Let’s hope that the prototype streetcars planned to be built for Portland (the first built in 57 years in America) by United Streetcar Company will invite a ‘slower pace’ along both MLK Blvd and Grand on the East Side between OMSI and the Rose Quarter and finally bring Portland deserved praise for starting a rail-volution here and nationally. Perhaps families will make the trolleys their first choice of transportation because they wish to visit a restaurant alongMLK Boulevard (South) or Grand Avenue (North), or take their kids to an exhibit at OMSI or visit the Rose Quarter for any number of entertainment events.

Portland’s deserved but ‘stalled reputation’ as a “model” for the nation in its mixed use of light rail, trolleys and bicycles can now be on a more sound footing and may usher in a rail-volution nationwide before Boston or other cities make the claim stick that they started it all. Moreover, we can be justly proud of having NOT been a party to arguments that took for granted that U.S. urban rail transit systems, particularly those opened after 1945, provided few if any financial benefits to transit operators.

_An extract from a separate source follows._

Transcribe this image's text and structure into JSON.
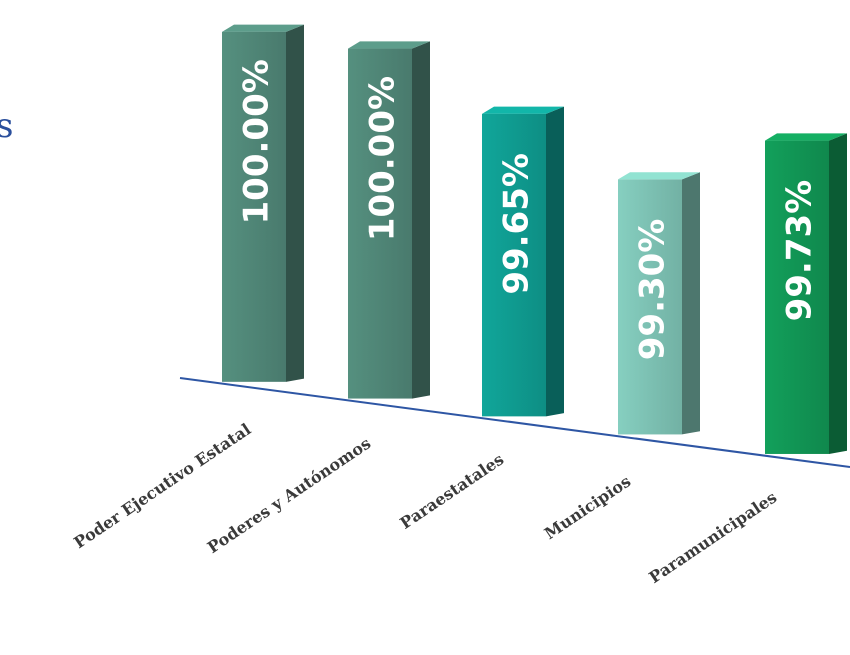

“Many authorities believe that the same or better performance could be obtained with non-rail alternatives. However, the 12 postwar rail systems considered in a published study online provide combined annual operating cost savings of about $800 million.” There is no evidence for the huge net losses claimed by some critics. If the social cost were calculable, savings would exceed those to operators alone. And the rail-volution?
Portland is the only Metropolitan Region in the US where transit ridership outpaces the increase in auto use. If we find the scholarship of Richard Florida persuasive, Portland may well be on it’s way to becoming a place critical to the nascent national discussion about what makes cities ‘livable”. My guess is Jane Jacobs, one of Florida’s intellectual mentors and herself a lucid economics writer about cities–my guess is she would have loved Portland’s present love of light rail and trolleys and many of it’s other ‘traditions’ as well–like bicycles!
Transportation Secretary Ray Lahood’s announcement awarding $75 million in federal money Thursday (4/30) to expand Portland’s streetcar system advances the Oregon Business Plan’s transportation initiatives yet another long awaited notch. And it helps bring attention to other measures of transportation success in the greater Portland area that were showcased along with other metrics in last year’s 2008 Prosperity Index and related Economic Summit–an index maintained by Greenlight Greater Portland, the region’s only private-sector economic development group.


Hi, Portland looks better and better everytime I read about it. I actually didn’t know they had a trolley!
I’ve been to every state on the northwest, but for some reason never made it to Oregon yet! I will very soon, for sure.